Una estupenda tarde de primavera y el emblemático Mercado de San Miguel, que cada día congrega a más gente, más que un museo, fue el escenario para presentar alguna de las nuevas variedades en pintxo pote de la firma Amaiketako, el aperitivo costumbre de las once vasco.

Una demostración, en vivo y en directo, en tres tiempos, para degustar y comprobar el arte, en pequeños bits, mordiscos, de esta joven y dinámica casa, pionera en posicionarse en este templo gastronómico, presencial y online, con varias propuestas al arrope de los vinos de Astobiza, pura artesanía en boca.

 La apertura corrió a cargo de un bonito, del norte, por supuesto, pescado en caña y en campaña (junio-septiembre) con mahonesa, huevo duro y perejil. Y un segundo bocadito de anchoa cántabra jardinera, muy de ellos, que se dejaba seducir por un sobrero de tomate, cebolleta y Aove.

 El tándem perfecto para combinar con un Astobiza 2018. Un vino atlántico, blanco fresco, de color dorado impecable, elegante con ese matiz que le aporta el clima seco, que le hace realmente único, quizás por su mimo, recolección manual, y pequeña producción.
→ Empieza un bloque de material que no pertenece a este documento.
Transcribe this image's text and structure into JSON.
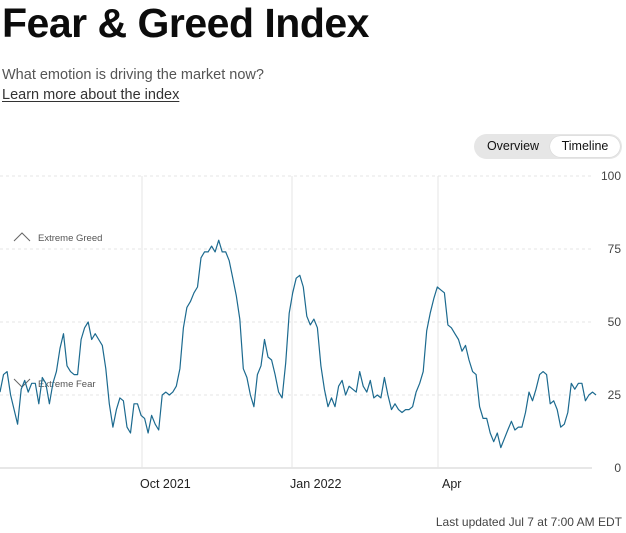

Los vinos de esta bodega se elaboran con “uva autóctona 100%”, de un solo viñedo, como enseñaba Carmen, su enóloga.  Vinos de Pago, o de Finca. Donde el ecosistema vitícola queda muy patente.

El show gastronómico continúo, a ojos de curiosos móvil en ristre, con una cascada de sensaciones propuesta a base de Piquillo, de Lodosa, sobran las palabras, con papada de cerdo ibérico. Se sale realmente. Y un compañero francés, la influencia y cercanía también se cuela en casa, y deja huella en estos miniplatos, de Pato confitado con suave moutarde y pimiento de Espelette. En esta ocasión bajo el paraguas de un Malkoa también Ondarrabi Zuri, monovarietal.  Un caldo de botella ancha que, junto a sus hermanos, como el Rosé de Ondarrabi beltza 50%, puede encontrarse en diferentes partes del globo debido a la excelente expansión internacional de la bodega. Australia, Tailandia, Japón, Canadá, México, Colombia o Uruguay…
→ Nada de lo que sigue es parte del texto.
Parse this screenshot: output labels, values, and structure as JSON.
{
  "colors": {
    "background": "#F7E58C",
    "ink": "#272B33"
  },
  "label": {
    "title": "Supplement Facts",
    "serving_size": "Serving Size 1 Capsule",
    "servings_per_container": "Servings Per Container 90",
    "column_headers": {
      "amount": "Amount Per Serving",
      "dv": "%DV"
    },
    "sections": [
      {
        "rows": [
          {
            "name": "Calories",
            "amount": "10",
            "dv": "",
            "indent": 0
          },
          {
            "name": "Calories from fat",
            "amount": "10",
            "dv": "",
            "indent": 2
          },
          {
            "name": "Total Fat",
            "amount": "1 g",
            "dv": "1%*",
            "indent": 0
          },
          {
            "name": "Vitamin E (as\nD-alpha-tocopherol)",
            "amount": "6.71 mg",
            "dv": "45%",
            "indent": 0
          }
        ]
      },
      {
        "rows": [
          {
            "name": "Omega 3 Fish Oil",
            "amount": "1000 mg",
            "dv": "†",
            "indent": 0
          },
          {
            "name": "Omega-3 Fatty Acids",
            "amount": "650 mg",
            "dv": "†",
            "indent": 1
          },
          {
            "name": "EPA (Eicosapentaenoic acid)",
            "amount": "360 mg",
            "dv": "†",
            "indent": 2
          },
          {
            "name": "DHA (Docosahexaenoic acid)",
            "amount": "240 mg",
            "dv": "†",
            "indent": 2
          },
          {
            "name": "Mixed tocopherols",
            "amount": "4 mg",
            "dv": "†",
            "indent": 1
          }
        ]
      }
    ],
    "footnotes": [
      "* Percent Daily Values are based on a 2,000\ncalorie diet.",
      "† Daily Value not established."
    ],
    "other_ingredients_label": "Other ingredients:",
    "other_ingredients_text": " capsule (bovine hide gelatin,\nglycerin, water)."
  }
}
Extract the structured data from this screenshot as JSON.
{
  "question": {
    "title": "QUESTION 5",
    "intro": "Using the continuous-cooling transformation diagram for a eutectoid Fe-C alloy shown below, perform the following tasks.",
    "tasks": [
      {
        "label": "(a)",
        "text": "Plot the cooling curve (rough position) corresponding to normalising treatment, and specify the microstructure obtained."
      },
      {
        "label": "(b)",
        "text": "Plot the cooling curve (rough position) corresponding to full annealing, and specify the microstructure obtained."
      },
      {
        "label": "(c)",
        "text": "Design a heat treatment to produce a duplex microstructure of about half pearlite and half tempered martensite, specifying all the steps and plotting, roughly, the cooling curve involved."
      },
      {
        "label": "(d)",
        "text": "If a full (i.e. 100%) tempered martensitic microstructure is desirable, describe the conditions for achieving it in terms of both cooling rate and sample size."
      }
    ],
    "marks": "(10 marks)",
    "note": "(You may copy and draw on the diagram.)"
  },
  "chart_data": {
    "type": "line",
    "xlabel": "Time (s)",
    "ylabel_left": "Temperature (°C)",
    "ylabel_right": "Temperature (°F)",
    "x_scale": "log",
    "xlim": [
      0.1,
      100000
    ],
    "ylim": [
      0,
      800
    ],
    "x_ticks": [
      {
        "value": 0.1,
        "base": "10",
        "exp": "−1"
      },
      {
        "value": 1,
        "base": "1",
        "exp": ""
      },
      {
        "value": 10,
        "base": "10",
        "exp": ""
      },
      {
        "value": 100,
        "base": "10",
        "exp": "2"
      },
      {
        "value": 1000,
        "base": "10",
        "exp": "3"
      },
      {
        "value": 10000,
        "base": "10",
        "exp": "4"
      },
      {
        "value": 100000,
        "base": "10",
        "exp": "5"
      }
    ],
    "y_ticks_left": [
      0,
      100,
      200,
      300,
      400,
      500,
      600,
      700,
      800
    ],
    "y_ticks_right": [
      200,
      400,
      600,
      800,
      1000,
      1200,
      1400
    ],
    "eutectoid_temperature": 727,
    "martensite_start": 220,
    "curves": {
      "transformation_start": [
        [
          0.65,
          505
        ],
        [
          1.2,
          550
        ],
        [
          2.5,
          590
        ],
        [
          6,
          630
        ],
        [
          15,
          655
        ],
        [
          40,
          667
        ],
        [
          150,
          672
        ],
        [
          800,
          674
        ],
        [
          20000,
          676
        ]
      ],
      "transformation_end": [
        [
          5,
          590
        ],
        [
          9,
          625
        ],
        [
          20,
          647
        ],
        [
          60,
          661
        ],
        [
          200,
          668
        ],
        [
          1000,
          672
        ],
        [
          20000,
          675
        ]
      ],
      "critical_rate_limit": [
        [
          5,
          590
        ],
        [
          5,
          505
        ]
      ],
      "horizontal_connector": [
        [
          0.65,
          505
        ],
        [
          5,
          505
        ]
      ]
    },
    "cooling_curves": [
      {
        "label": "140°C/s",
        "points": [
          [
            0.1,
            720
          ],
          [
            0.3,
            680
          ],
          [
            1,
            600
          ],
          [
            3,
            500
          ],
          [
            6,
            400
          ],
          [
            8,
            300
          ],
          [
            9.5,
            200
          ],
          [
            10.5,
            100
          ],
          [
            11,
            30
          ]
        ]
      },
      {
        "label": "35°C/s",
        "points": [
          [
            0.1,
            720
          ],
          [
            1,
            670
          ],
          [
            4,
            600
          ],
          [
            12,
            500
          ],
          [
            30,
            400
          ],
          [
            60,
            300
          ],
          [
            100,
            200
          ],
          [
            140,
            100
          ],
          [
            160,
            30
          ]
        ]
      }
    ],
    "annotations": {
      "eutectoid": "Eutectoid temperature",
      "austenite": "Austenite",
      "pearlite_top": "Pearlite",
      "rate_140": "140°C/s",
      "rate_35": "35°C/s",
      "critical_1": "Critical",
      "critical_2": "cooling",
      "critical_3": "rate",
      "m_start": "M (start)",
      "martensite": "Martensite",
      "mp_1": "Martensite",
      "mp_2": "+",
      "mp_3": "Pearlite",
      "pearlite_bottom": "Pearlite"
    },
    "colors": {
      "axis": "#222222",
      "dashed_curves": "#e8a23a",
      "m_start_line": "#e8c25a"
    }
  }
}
El final, redondo, estuvo a cargo de un Foie gras, entier, con pasta de trufa. Un exquisito y delicado entrante, ahora en carta junto a los tradicionales, que estuvo regado por un Astobiza Late Harvest vendimia tardía.  De variedad Izkiriota 100%.  Peculiar vino dulce de carácter atlántico, pura seda, que recuerda a los sauterns, para combinar con productos potentes y muy nuestros, como un buen Ibérico de bellota, un micui o un simple queso de cabra.

En definitiva, una gran apuesta, renovada y agradable para hacer un alto en el camino y, con calma, degustar esta tradición norteña, reunión social, que no solo marca el reloj al definirla.